Investigators at the University of Pittsburgh and UPMC Hillman Cancer Center analyzed dietary data from 132 patients being treated for melanoma or non‑small cell lung cancer who were receiving anti‑PD1 therapy, alone or in combination with chemotherapy. Patients who reported higher consumption of sucralose had worse clinical responses and shorter survival than those reporting lower intake, the team reported in the journal Cancer Discovery.

Laboratory studies accompanying the clinical observations found that mice fed sucralose developed shifts in the gut microbiome associated with reduced levels of the amino acid arginine. Arginine is important for T‑cell function, and in the mouse experiments depleted arginine was linked to impaired T‑cell activity and diminished benefit from checkpoint inhibitor therapy. Supplementing arginine in the mouse model largely reversed the negative effect of sucralose on immunotherapy efficacy.

"We found that sucralose impeded the effectiveness of immunotherapies across a range of cancer types, stages and treatment modalities," said senior author Diwakar Davar, an associate professor of medicine at Pitt and a medical oncologist at UPMC Hillman Cancer Center. Lead author Abby Overacre, an assistant professor in Pitt’s Department of Immunology, said arginine supplementation could be a practical strategy to offset the observed effects: "It’s so exciting that arginine supplementation could be a simple approach to counteract the negative effects of sucralose on immunotherapy."

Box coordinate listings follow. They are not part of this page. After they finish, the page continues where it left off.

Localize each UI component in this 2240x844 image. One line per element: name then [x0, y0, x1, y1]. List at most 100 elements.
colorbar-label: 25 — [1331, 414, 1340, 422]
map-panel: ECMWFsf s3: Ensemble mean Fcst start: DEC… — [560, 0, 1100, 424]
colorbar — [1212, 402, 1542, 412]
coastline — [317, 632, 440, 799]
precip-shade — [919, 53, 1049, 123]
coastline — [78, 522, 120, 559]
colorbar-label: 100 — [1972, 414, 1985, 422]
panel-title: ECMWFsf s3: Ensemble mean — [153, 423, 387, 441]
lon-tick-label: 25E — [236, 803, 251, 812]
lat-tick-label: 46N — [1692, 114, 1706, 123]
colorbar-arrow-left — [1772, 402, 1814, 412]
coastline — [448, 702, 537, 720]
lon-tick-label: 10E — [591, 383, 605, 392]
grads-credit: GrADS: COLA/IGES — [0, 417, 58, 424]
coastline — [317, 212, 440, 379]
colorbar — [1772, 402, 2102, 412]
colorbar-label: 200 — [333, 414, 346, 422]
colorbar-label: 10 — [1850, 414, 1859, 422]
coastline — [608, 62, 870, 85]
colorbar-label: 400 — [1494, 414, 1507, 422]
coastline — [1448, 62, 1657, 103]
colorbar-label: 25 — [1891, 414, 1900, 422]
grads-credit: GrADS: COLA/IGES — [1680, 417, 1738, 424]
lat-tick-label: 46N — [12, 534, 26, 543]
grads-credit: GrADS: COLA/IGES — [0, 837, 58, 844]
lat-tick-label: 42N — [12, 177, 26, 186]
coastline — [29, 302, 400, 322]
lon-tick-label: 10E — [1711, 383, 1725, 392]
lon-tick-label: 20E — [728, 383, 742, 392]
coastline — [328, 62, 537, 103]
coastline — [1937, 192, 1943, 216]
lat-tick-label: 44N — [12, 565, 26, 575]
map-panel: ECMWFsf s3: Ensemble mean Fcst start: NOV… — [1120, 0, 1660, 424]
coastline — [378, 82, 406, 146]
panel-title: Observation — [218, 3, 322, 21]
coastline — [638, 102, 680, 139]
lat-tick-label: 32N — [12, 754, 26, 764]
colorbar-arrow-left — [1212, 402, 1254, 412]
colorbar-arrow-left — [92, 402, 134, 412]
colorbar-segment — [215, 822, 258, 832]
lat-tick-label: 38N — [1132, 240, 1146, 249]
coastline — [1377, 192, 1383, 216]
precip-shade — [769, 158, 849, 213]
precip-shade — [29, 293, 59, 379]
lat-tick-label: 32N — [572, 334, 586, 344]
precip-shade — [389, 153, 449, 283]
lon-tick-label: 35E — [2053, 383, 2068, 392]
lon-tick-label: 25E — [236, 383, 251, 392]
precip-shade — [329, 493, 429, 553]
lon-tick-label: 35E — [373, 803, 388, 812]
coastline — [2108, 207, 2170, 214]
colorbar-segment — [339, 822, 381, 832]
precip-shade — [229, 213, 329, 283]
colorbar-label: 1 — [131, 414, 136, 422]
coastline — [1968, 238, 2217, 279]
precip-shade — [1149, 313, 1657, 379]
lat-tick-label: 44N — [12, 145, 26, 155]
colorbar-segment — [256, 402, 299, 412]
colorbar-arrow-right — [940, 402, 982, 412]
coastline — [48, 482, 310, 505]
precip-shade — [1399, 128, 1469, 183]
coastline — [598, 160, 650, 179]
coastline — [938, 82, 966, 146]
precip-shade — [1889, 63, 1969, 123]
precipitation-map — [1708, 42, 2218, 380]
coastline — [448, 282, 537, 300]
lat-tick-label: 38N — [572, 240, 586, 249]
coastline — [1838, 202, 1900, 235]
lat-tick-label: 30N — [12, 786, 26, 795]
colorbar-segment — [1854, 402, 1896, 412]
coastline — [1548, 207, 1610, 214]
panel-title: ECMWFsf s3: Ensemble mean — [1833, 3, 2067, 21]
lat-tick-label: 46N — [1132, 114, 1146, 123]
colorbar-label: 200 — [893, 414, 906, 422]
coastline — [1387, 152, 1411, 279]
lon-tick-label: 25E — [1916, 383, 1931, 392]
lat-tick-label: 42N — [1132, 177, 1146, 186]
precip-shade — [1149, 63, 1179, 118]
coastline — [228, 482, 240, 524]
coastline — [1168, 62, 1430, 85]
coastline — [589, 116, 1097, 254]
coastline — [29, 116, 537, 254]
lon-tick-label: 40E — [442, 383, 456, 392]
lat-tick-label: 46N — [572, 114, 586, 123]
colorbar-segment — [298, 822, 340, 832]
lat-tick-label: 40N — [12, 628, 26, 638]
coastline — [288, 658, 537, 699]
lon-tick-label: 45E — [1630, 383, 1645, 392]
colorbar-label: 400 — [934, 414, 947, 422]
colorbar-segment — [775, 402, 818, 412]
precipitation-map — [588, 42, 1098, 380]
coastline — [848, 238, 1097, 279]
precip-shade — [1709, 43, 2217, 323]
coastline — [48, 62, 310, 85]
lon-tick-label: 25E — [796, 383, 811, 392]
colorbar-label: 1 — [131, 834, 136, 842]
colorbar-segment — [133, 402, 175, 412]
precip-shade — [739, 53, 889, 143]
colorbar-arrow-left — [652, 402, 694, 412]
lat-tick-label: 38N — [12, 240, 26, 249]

The investigators emphasized that the human component of the study was observational and relied on self‑reported dietary questionnaires, which are subject to misreporting and bias. In a statement provided through industry channels, the Calorie Control Council noted that the study combines animal research that cannot be directly applied to humans with a small, self‑reported human dataset and reiterated that regulatory authorities, including the U.S. Food and Drug Administration, have repeatedly affirmed sucralose’s safety.

Researchers said the findings do not yet warrant broad dietary recommendations for patients undergoing cancer treatment and that clinical guidance should come from treating health‑care teams. The study’s authors plan a clinical trial to test whether arginine supplementation can improve immunotherapy responses in people who consume high amounts of sucralose, and they intend to investigate whether other sugar substitutes have similar effects.

The research received support from the National Institutes of Health, the Damon Runyon Cancer Research Foundation and Gateway for Cancer Research. The published report calls for additional, larger prospective studies to confirm the association in humans and to determine whether targeted nutritional interventions can safely and reliably improve immunotherapy outcomes.

Manufacturers of sucralose‑containing products were contacted for comment. The investigators and funders cautioned that further research is needed before practice changes are recommended, and patients are advised to consult their oncology teams about any diet changes or supplement use during treatment.

Additional laboratory and clinical work is under way to clarify the mechanism linking sucralose, microbiome alterations and arginine depletion, and to test whether restoring arginine levels improves T‑cell function and treatment efficacy in patients receiving checkpoint inhibitors.